Like all Filipino families, we have issues. But these are cast aside when reunions happen so we can seize these opportunities for stories, most of them funny, told over shared food.

As my brother Junic, his wife Amy and their children Sara and Christian fly out of the country this morning to return to their home in Calgary, Canada, I'm posting photos of our last, but not ultimately final, Sunday together when we sat for family portraits under the noon sun. 

You have to hand it to the stamina of my mother. She managed to remain on her seat under that same sun through different batches of kids, grandkids and great-grandkids without a make-up retouch. Yes, "kids" we were that Sunday and still are today because we haven't outgrown our rowdiness. Which is why we all haven't aged.
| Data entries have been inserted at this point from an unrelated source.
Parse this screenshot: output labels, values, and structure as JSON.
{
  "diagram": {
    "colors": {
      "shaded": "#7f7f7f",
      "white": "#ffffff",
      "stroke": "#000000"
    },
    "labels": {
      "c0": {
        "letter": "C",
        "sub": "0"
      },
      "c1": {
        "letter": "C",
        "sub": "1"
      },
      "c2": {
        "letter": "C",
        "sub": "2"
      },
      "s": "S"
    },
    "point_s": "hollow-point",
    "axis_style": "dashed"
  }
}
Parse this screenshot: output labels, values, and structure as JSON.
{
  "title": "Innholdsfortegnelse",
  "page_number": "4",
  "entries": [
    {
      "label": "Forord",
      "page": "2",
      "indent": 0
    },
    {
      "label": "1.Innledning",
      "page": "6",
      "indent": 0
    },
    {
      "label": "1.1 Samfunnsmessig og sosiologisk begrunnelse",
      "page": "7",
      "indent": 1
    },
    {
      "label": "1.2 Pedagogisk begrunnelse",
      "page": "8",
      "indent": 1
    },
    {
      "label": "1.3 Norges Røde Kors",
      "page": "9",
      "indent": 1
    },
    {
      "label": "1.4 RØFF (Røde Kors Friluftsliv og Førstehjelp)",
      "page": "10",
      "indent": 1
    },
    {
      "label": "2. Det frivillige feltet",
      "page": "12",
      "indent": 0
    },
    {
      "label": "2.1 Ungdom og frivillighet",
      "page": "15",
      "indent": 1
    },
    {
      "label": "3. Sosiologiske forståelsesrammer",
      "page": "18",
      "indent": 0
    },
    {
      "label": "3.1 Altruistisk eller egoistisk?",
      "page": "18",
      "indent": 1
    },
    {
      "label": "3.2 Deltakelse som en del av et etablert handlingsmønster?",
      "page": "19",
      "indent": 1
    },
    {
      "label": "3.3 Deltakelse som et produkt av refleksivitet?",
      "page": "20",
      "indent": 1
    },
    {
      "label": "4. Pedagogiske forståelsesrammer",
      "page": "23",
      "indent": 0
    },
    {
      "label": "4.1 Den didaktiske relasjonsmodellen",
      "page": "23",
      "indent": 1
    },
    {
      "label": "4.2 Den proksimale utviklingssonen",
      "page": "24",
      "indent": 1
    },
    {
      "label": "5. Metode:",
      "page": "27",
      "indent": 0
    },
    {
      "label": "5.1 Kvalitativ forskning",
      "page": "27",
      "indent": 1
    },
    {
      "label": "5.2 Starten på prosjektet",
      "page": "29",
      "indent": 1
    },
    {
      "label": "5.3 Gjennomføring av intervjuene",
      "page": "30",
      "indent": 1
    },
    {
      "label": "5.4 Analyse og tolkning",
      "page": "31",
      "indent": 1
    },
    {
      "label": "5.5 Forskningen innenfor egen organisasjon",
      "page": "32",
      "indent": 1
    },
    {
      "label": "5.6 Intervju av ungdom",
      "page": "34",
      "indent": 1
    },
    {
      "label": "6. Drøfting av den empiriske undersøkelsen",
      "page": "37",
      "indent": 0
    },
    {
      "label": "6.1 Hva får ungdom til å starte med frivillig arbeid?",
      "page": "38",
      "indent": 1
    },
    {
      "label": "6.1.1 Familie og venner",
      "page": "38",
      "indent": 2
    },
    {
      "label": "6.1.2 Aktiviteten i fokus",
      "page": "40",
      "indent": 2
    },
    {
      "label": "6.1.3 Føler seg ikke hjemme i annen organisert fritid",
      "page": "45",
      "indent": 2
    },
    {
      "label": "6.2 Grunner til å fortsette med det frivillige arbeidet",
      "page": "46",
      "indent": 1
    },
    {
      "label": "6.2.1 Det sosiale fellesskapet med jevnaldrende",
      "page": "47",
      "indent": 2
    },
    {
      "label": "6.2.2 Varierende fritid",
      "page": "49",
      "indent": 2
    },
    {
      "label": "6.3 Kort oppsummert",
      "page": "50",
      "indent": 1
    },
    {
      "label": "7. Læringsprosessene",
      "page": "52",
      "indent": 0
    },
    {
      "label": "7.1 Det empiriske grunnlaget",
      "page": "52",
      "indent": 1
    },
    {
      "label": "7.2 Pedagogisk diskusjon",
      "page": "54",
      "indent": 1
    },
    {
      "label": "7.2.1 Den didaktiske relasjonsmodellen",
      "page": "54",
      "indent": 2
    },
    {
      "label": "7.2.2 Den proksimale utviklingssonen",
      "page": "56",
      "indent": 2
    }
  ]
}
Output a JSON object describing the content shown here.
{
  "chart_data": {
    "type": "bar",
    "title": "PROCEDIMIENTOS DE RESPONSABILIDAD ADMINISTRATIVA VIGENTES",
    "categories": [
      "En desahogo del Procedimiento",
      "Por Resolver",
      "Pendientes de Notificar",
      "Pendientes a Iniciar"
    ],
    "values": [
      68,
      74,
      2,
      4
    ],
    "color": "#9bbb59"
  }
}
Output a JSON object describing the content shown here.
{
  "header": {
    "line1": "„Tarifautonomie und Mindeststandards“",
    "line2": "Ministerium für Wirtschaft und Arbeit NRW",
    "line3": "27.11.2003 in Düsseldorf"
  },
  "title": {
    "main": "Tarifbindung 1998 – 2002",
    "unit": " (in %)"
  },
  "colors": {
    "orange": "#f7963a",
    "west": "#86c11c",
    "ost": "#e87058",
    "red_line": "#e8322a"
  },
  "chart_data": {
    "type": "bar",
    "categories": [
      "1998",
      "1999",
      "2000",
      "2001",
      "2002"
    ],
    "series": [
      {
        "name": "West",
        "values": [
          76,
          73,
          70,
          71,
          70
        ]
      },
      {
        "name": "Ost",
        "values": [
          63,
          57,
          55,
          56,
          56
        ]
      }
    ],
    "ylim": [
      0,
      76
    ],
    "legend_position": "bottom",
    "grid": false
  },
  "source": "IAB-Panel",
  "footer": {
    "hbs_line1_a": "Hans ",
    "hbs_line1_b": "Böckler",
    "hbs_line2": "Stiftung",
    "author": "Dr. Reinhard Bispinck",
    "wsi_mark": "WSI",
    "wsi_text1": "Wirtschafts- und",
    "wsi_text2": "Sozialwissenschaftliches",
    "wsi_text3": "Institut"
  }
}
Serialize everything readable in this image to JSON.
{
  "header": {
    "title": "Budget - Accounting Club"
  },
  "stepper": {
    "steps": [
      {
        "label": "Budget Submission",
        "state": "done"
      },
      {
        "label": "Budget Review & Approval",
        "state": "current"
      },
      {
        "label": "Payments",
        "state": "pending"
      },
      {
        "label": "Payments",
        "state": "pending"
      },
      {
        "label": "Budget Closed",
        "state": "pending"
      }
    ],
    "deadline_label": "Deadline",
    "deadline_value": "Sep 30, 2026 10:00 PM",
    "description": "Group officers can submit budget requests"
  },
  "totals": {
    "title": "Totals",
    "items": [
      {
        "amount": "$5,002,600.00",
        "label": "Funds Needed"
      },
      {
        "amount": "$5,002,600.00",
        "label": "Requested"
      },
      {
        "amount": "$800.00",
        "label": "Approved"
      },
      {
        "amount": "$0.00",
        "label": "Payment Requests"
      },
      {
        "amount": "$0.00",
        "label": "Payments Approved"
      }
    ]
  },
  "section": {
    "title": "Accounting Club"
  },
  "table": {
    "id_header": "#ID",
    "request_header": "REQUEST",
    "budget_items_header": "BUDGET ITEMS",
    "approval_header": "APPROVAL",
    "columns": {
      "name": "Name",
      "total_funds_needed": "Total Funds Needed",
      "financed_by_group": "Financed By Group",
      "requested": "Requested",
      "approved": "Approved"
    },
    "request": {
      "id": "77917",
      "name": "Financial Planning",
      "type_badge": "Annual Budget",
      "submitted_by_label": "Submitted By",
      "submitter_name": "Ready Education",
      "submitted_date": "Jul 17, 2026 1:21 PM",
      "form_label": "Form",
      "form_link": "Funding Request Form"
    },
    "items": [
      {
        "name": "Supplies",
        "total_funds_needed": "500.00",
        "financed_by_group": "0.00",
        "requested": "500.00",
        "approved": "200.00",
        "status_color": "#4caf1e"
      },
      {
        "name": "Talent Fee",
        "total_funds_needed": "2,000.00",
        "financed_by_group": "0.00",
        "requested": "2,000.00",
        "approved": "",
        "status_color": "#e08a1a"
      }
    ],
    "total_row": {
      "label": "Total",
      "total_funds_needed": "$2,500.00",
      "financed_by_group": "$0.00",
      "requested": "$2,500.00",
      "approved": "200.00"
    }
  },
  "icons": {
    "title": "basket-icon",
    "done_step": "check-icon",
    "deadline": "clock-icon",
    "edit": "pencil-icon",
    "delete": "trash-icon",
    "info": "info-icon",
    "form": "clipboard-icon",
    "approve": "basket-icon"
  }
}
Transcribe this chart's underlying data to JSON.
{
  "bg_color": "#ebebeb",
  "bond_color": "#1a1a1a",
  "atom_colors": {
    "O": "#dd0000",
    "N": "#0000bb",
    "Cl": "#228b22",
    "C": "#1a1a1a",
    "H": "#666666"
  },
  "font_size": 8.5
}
Meanwhile, a photography tip from my youngest sister Gigi who lent these images: Plan your family portraits at a kinder hour when the light is less harsh; otherwise, the subjects end up with raccoon eyes.
Brother Dennis (second from left, second row) ordered, "Look up! To the left! At the coconut tree!" We all followed. Now someone's bright idea is to submit this photo to "Eat! Bulaga" that has a "Look up" segment of stills. Before that happens, I'd like this space to have first crack at it. Thank you, Daddy, for the garden you grew and tended when we moved to Pasig. It served as a good backdrop. Front row: Babeth, Mom and Junic. Back row: Embeng, Dennis, Pinky, Suzy, Eric and Gigi.
One of the three absentee sons-in-law of my mom, Rolly Fernandez, likes to remind that every photo ought to have a caption. Following this journalism tenet, here goes. Front row (from left): Max and Marga Susi, Sara and Nene Lolarga, Kimi and Kai Fernandez. Second row same order: Bianca, Jannica, Jared and Paolo Susi, Carlo Trinidad (serious at work but not in family pictures), Christian Lolarga and Ida Fernandez.
It's a wrap! Till we meet again some sunny day. The lyrics playing in my head come from the theme of a TV series in the '90s about a couple and their eight children: "Eight is enough to fill our lives with love!"

Sunday, July 21, 2013

Art + medicine = hapi wheelchairs

"Nobody says no to Gilda Cordero Fernando," Dr. Joven Cuanang of St. Luke's Medical Center said at  yesterday's Apolinario Mabini Hapi Wheelchairs Parade. He added that it was her "flash of genius" that set the wheels in motion for this project that has seen an exciting synergy between art and medicine. With just a little goading and reminding from her, the 17 participating artists let their imaginations fly, thus giving the start of National Disability Week added panache.   Photos by Babeth Lolarga
The Cordero Fernando and Cuanang tandem should be further tapped for revolutionary and out-of-the-box ideas born out of passionate minds and a deep love for the healing arts.
Aba Dalena and writer Carla Pacis pose beside the former's "Anghel Bulilit."
GCF aboard Marc Cosico's carretela wheelchair
Even the group that provided the music came on wheels!
That's production manager Manny Chaves, second from left, looking not too harassed.
Kidlat Tahimik with his bamboo camera and "All-weather Guardian Angel Salumpuwet"
Agnes Arellano explains what her "Anti-stress Wheelchair" is all about: breasts and nipples made of silicone rubber, recycled from her sculpture molds and turned into acupressure points.
Pancho Villanueva and Ling Quisumbing Ramilo's collaboration
Io Regalado's chair has a wide golden wingspan.
Senior students from the Philippine High School for the Arts put together a cityscape in and on a chair.
Noel Cuizon jokingly calls the welded together wheelchairs as his and Karen Flores's "conjugal property" to underscore the "in sickness and in health" clause in their friendship.
Wendy Regalado smiles beside "Beast Friends Forever."
Robert Alejandro and his "Silver Chariot"
Plet Bolipata is fashionably cocooned in "Winged Icarus."
Don Salubayba's "Trono" includes blinking lights.

May more partnerships arise among the idea persons, the artists, the Philippine Academy of Rehabilitation Medicine and The Mind Museum.